Performance & conclusion

Inside the case is a Gemini Lake Refresh SoC with an Intel UHD Graphics 600 GPU and the same Intel Celeron J4125 quad-core CPU as other mini cube PCs like CHUWI's LarkBox Pro, GMK's NucBox and the Xiaomi Ningmei Cube (although it has two more USB ports than those models). That's a step up from the Intel Celeron N4100 in the otherwise similar LarkBox and the XCY X51 you can buy from AliExpress. This is a processor family you'll find in cheap laptops and the performance of the Pico PC is on a par with those. 

XDO overclocks the 2.0GHz processor to 2.7GHz and the Geekbench 5 performance scores came in a little above other Celeron J4125 devices when we ran them with the power profile set for balanced performance. Oddly, the scores were slightly worse when we ran the benchmark with the Windows power profile set for performance. The SSD performance was reasonable rather than outstanding. 

What you're getting with the Pantera Pico PC is a very small, portable system that performs like a cheap laptop and fits into a small space. It supports hardware virtualisation (although this isn't turned on in the BIOS by default).

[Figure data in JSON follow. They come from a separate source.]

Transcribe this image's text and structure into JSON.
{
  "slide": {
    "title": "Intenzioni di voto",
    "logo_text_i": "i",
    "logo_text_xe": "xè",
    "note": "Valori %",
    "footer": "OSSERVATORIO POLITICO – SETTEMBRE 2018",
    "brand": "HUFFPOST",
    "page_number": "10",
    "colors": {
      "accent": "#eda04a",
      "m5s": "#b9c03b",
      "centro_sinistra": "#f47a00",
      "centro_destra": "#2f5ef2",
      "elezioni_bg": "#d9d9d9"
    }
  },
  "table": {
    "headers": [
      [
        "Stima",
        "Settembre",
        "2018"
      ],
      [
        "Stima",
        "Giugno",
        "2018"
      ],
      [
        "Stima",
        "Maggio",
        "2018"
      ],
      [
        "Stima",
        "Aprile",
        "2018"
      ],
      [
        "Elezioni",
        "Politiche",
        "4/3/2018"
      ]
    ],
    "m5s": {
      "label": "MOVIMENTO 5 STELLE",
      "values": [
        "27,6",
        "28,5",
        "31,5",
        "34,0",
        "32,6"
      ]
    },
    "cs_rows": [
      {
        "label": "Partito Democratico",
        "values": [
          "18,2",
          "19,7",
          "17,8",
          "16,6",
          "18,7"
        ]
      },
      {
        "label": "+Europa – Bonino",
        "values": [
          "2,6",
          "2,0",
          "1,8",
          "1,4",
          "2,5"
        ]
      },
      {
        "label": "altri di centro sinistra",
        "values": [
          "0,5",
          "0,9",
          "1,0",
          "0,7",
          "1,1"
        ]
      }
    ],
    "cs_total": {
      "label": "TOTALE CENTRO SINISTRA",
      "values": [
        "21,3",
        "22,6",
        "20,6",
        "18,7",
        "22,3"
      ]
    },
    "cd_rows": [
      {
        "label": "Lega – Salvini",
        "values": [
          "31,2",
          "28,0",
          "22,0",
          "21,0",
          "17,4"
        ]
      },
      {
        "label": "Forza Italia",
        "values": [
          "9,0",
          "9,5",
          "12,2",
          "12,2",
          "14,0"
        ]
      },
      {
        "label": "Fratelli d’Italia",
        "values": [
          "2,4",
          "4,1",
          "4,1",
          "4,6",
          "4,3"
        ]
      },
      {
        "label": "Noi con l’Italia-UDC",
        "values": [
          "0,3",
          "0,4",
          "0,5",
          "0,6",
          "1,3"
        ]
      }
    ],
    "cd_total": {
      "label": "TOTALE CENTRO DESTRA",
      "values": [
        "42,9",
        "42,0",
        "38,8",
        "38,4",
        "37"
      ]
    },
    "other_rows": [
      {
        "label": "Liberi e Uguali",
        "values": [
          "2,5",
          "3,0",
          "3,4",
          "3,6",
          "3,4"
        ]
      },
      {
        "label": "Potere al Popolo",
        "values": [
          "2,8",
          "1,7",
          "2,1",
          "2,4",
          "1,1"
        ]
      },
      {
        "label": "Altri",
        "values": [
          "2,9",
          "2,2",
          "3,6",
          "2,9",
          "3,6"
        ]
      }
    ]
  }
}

You could use this for a smart home system like Home Assistant, for media or as a storage server (with external drives) -- or, of course, for general computing or low-end gaming (instead of buying a Steam Link or a Raspberry Pi to run emulators).  

It's not quite as small, cheap and low power as a Raspberry Pi, but if you're more comfortable with PCs you can use it for similar projects where a laptop or desktop would be just too cumbersome. Just remember that you don't get the power and expandability of a bigger system.